Kawal Nasib PPPK Paruh Waktu Jadi Penuh Waktu, Bupati Lombok Timur Siap Temui Kepala BKN

 


Sukamulia – Bupati Lombok Timur, H. Haerul Warisin, menghadiri acara silaturahmi dan Halalbihafal yang digelar oleh jajaran Aparatur Sipil Negara (ASN) Pegawai Pemerintah dengan Perjanjian Kerja (PPPK) Paruh Waktu lingkup Kabupaten Lombok Timur. Agenda yang berlangsung penuh keakraban tersebut dipusatkan di Gedung Serbaguna Dasan Lekong, Kecamatan Sukamulia, Senin (30/3).

Dalam kesempatan itu, Bupati menyampaikan apresiasi tinggi atas inisiatif forum PPPK Paruh Waktu yang telah menginisiasi ruang pertemuan tersebut. Menanggapi aspirasi para pegawai mengenai kepastian status kerja mereka, Haerul Warisin menegaskan komitmen seriusnya untuk mengawal langsung proses transisi pengangkatan PPPK Paruh Waktu menjadi PPPK Penuh Waktu ke pemerintah pusat.

"Kita tidak bisa bicara hanya lewat surat saja.

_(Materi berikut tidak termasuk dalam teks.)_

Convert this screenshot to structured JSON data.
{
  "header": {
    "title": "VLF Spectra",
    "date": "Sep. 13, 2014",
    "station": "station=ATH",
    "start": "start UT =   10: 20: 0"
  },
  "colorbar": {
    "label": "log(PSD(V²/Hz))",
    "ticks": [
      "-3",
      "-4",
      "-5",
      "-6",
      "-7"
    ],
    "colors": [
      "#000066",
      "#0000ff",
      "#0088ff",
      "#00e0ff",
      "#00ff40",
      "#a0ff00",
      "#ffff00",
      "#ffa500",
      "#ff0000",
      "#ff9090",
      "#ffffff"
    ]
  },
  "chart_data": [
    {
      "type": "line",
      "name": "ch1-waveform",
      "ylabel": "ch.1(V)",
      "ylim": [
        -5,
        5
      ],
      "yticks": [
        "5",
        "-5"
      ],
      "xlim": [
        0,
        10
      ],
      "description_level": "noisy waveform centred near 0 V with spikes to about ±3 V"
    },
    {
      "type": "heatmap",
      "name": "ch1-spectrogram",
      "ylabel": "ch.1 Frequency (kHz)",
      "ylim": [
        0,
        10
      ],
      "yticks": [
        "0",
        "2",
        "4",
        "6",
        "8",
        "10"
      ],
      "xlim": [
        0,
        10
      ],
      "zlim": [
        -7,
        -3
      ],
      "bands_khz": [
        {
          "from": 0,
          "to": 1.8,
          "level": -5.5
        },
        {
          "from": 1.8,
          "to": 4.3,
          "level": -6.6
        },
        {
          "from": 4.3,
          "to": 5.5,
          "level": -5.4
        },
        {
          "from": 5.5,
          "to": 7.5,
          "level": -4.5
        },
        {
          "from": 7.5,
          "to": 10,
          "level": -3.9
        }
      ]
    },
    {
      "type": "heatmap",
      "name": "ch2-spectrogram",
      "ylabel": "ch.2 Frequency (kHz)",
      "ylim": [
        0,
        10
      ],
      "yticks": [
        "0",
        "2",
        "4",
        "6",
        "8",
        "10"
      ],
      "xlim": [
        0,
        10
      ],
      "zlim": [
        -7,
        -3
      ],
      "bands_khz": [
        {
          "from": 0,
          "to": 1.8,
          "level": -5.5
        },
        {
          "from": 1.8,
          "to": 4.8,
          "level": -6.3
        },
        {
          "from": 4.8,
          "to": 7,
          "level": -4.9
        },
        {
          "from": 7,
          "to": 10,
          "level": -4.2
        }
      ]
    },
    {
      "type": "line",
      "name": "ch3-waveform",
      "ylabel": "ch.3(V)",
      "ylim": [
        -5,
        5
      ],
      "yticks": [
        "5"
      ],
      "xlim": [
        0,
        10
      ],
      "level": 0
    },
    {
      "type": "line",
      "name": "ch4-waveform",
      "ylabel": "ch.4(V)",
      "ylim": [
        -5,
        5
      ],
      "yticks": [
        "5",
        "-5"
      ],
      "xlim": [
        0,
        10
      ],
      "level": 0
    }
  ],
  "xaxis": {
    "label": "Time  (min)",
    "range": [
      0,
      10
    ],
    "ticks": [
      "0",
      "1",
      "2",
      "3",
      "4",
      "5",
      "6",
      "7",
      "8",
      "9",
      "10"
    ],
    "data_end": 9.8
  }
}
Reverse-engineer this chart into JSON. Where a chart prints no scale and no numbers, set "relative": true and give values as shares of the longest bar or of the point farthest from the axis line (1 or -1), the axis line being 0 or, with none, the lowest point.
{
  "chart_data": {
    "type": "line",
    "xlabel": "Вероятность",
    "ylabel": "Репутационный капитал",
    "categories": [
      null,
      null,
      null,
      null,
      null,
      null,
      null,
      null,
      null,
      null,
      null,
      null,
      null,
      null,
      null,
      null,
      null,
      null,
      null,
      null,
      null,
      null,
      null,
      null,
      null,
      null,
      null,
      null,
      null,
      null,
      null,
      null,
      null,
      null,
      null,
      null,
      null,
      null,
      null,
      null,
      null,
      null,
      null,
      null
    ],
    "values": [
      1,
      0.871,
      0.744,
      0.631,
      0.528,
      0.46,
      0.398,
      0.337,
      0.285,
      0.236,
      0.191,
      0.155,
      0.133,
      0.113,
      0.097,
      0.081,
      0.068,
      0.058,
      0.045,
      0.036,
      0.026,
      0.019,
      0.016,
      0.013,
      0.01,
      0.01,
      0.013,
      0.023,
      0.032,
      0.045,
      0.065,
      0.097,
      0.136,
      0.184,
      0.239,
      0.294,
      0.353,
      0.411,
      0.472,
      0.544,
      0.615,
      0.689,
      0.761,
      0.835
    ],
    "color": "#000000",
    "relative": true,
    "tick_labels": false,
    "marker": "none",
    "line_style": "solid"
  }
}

Saya akan temui langsung Kepala BKN untuk mendiskusikan nasib adik-adik," ungkap Bupati Haerul Warisin yang langsung disambut antusias oleh para pegawai.

Di samping memperjuangkan status kepegawaian, Bupati juga memberikan peringatan keras terhadap segala bentuk praktik pungutan liar (pungli) dalam ekosistem birokrasi di Lombok Timur. Ia menekankan bahwa hak-hak pegawai seperti kenaikan pangkat, mutasi, hingga pengurusan sertifikasi tidak boleh diperjualbelikan. Sebagai motivasi, ia membagikan kisah perjalanan hidupnya dan mengajak para ASN untuk menjaga integritas, menghindari fitnah, serta fokus memberikan pengabdian terbaik demi keberlangsungan hidup generasi masa depan.

Bupati juga meminta dukungan doa dari seluruh ASN agar program strategis daerah, termasuk rencana pembangunan gedung sekolah unggul senilai Rp245 miliar, dapat segera terealisasi demi mendongkrak kualitas pendidikan di Lombok Timur. Keberhasilan pembangunan, menurutnya, merupakan hasil perpaduan antara ikhtiar yang maksimal dan doa yang tidak pernah putus.

Sementara itu, Ketua Forum PPPK Paruh Waktu Lombok Timur, Bambang Sakra, menyampaikan rasa terima kasih mendalam kepada Bupati atas kebijakan pengangkatan yang telah berjalan. Ia menyebut SK paruh waktu yang mereka terima merupakan kado terindah yang menghadirkan kebahagiaan bagi keluarga para pegawai.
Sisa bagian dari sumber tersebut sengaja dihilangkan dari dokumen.